How Toxoplasmosis During Pregnancy Affects You

Toxoplasmosis causes mild and asymptomatic infections, as well as deadly illnesses for the fetus. It also produces severe effects in people with a weakened immune system.
How Toxoplasmosis During Pregnancy Affects You

Last update: 28 October, 2018

A parasite causes this disease and contrary to popular belief, cats aren’t the only propagators. Although it affects people of any age, the fact is that we should increase preventive measures of toxoplasmosis during pregnancy. Learn more about it in this article.

What is toxoplasmosis?

As a first step, it’s necessary to define this disease: it’s caused by a parasite called Toxoplasma gondii, of the protozoan type, which has the ability to invade the cells of its host in short time.

It’s considered as a zoonosis, that is, it’s transmitted by animals to humans in different ways. The main hosts of the virus are cats and six other wild felines.

Toxoplasmosis is transmitted by animals to humans.

Not all cats have toxoplasmosis

It’s important to know that not all cats have toxoplasmosis. They must have the infection in order to produce contagious feces. Those pets that don’t go outside, eat kibble or cooked food, and haven’t come into contact with other cats, can’t develop the disease.

On the contrary, if the cat leaves the house, hunts for birds or mice (and eats them), is fed raw meat, or has fought with an animal, then it may have the disease. Once this occurs, the parasite’s incubation phase takes up to 20 days. During the next month, the animal releases it through its feces.

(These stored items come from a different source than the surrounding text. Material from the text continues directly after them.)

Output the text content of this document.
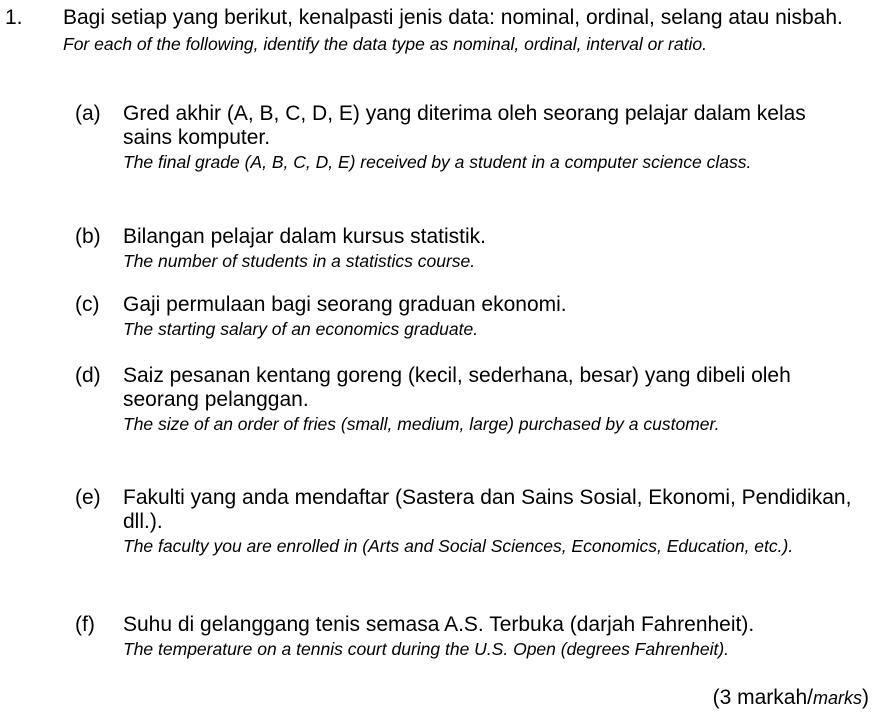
1. Bagi setiap yang berikut, kenalpasti jenis data: nominal, ordinal, selang atau nisbah.

For each of the following, identify the data type as nominal, ordinal, interval or ratio.

(a) Gred akhir (A, B, C, D, E) yang diterima oleh seorang pelajar dalam kelas sains komputer.

The final grade (A, B, C, D, E) received by a student in a computer science class.

(b) Bilangan pelajar dalam kursus statistik.

The number of students in a statistics course.

(c) Gaji permulaan bagi seorang graduan ekonomi.

The starting salary of an economics graduate.

(d) Saiz pesanan kentang goreng (kecil, sederhana, besar) yang dibeli oleh seorang pelanggan.

The size of an order of fries (small, medium, large) purchased by a customer.

(e) Fakulti yang anda mendaftar (Sastera dan Sains Sosial, Ekonomi, Pendidikan, dll.).

The faculty you are enrolled in (Arts and Social Sciences, Economics, Education, etc.).

(f) Suhu di gelanggang tenis semasa A.S. Terbuka (darjah Fahrenheit).

The temperature on a tennis court during the U.S. Open (degrees Fahrenheit).

(3 markah/marks)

Furthermore, you must spend between 24 and 48 hours in contact with the environment for this to be infectious. Therefore, an excellent precaution would be to clean the sandbox once or twice a day, always wearing gloves. When finished, wash your hands well.

Another way to infect yourself with toxoplasmosis is to eat raw or under cooked meat, unpasteurized milk, or contaminated water.

Toxoplasmosis during pregnancy: risky disease

Even though we can all become infected with this parasite, the main risk group is pregnant women. It can affect them in a way that causes spontaneous abortions or injuries to the developing fetus.

Toxoplasmosis, in most cases, has no noticeable symptoms. These may even appear up to three weeks after having made contact with the feces or raw meat.

The main risk group is pregnant women.

It can cause inflammation in the lymph nodes, throat or muscle pain, fatigue, and fever. It can also be confused with the flu, an allergy, or a cold, as well as with the typical signs of pregnancy.

During the first trimester of pregnancy, the parasite can cross the placenta and pass to the fetus as an infection. This causes neurological damage, neonatal alterations, hydrocephalus, seizures, cysts in the retina (causing eye diseases in the future), or hemorrhagic symptoms.

Although the percentage of women affected by toxoplasmosis during pregnancy is low and fetal infections are even lower, we can’t ignore certain preventive measures. Before becoming pregnant, we recommend that you have a blood analysis that includes a toxoplasma test. 

In the event that the results are positive, it means that you have already suffered this disease. This means that you’re now immune to it and won’t become infected with it again. On the contrary, if it’s negative, you will have to:

  • Avoid eating under cooked meat or sausages.
  • Only consume foods of animal origin that have been cooked at high temperatures.
  • Wash fruits and vegetables very carefully.
  • Take your cat to the vet, only feed it cooked food and kibble, and don’t let it leave the house.
  • Wash your hands thoroughly after contact with stray cats.
  • Clean your pet’s sandbox every day, using gloves and with the windows open.
  • Comply with all medical instructions during pregnancy.
  • If you are infected with toxoplasmosis during pregnancy, the treatment includes specific antibiotics prescribed by an obstetrician.

This text is provided for informational purposes only and does not replace consultation with a professional. If in doubt, consult your specialist.